Agência Brasil: Rotineiramente, vemos casos de abusos cometidos por policiais. O mais recente é o de um grupo de policiais da Providência que, aparentemente, forjou um auto de resistência – colocando a arma na mão de um jovem morto. Por que casos como esse são tão comuns? Como o Estado pode lidar com isso?

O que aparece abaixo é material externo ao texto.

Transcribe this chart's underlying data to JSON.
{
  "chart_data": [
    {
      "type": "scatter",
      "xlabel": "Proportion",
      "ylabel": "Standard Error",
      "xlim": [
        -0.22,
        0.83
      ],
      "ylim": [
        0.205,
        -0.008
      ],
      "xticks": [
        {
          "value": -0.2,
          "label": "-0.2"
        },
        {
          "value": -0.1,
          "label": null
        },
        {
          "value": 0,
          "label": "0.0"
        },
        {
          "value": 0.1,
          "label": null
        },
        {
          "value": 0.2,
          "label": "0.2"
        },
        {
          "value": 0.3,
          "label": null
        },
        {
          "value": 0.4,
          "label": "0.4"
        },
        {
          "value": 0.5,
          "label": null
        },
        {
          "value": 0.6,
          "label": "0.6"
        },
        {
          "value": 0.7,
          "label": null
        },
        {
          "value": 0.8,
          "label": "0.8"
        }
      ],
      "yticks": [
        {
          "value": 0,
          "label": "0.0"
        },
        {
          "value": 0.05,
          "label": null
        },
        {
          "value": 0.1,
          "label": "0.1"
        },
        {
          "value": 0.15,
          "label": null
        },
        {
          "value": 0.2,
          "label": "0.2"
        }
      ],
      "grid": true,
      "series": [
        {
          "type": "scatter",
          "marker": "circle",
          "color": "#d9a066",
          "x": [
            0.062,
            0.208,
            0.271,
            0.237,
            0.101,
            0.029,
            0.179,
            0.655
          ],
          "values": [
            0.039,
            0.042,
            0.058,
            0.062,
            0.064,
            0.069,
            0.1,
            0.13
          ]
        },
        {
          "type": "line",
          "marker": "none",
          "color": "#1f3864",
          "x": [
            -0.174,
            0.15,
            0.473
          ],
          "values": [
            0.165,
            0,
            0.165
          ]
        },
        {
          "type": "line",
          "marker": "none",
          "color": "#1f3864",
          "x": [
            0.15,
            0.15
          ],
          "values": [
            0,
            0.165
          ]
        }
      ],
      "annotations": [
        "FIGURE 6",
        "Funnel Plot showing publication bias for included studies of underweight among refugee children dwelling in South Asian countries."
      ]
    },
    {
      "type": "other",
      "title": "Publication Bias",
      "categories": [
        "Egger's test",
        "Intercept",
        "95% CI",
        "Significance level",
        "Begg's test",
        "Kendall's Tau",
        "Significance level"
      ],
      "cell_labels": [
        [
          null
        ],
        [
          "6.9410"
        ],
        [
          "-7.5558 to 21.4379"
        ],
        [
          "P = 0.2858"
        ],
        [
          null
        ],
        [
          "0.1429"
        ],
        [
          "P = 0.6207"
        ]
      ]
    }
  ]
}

Silvia: Acho que prosperou na polícia do Rio de Janeiro a ideia de que, se for traficante, pode matar. Essa ideologia prosperou com a gratificação faroeste, no governo de Marcello Alencar, nos anos 90, quando o secretário de Segurança era o general Newton Cerqueira. Ali criou-se essa lógica do auto de resistência que não só autorizava como gratificava a execução e o extermínio de traficantes famosos e perigosos. Depois os autos de resistência foram tornados ilegais, mas, na cultura da PM, isso nunca se reverteu inteiramente. O policial militar sente que, se ele matar um traficante, ele não está fazendo uma coisa tão errada. E parece que essa lógica contaminou também alguns policiais das UPPs, que convivem diariamente com traficantes dentro das favelas e que estão se sentindo agora no direito de também matar. E, para que essa morte seja justificável, basta dizer que houve confronto. Para dizer que houve confronto, basta pegar a arma, dar dois tiros sujando o dedo de pólvora do rapaz que pertencia ao tráfico e essa morte sequer será investigada pelo delegado ou pelo Ministério Público. Então, nós temos um sistema que está facilitando isso. Acho que a PM não deu a devida centralidade para reverter essa cultura de, se for traficante, pode matar, mesmo que não seja em legítima defesa. Isso é o que tem de pior na PM hoje no Rio de Janeiro, embora isso seja apoiado por parte da população, que acha que bandido bom é bandido morto. Isso não justifica. A polícia tem que atuar na legalidade.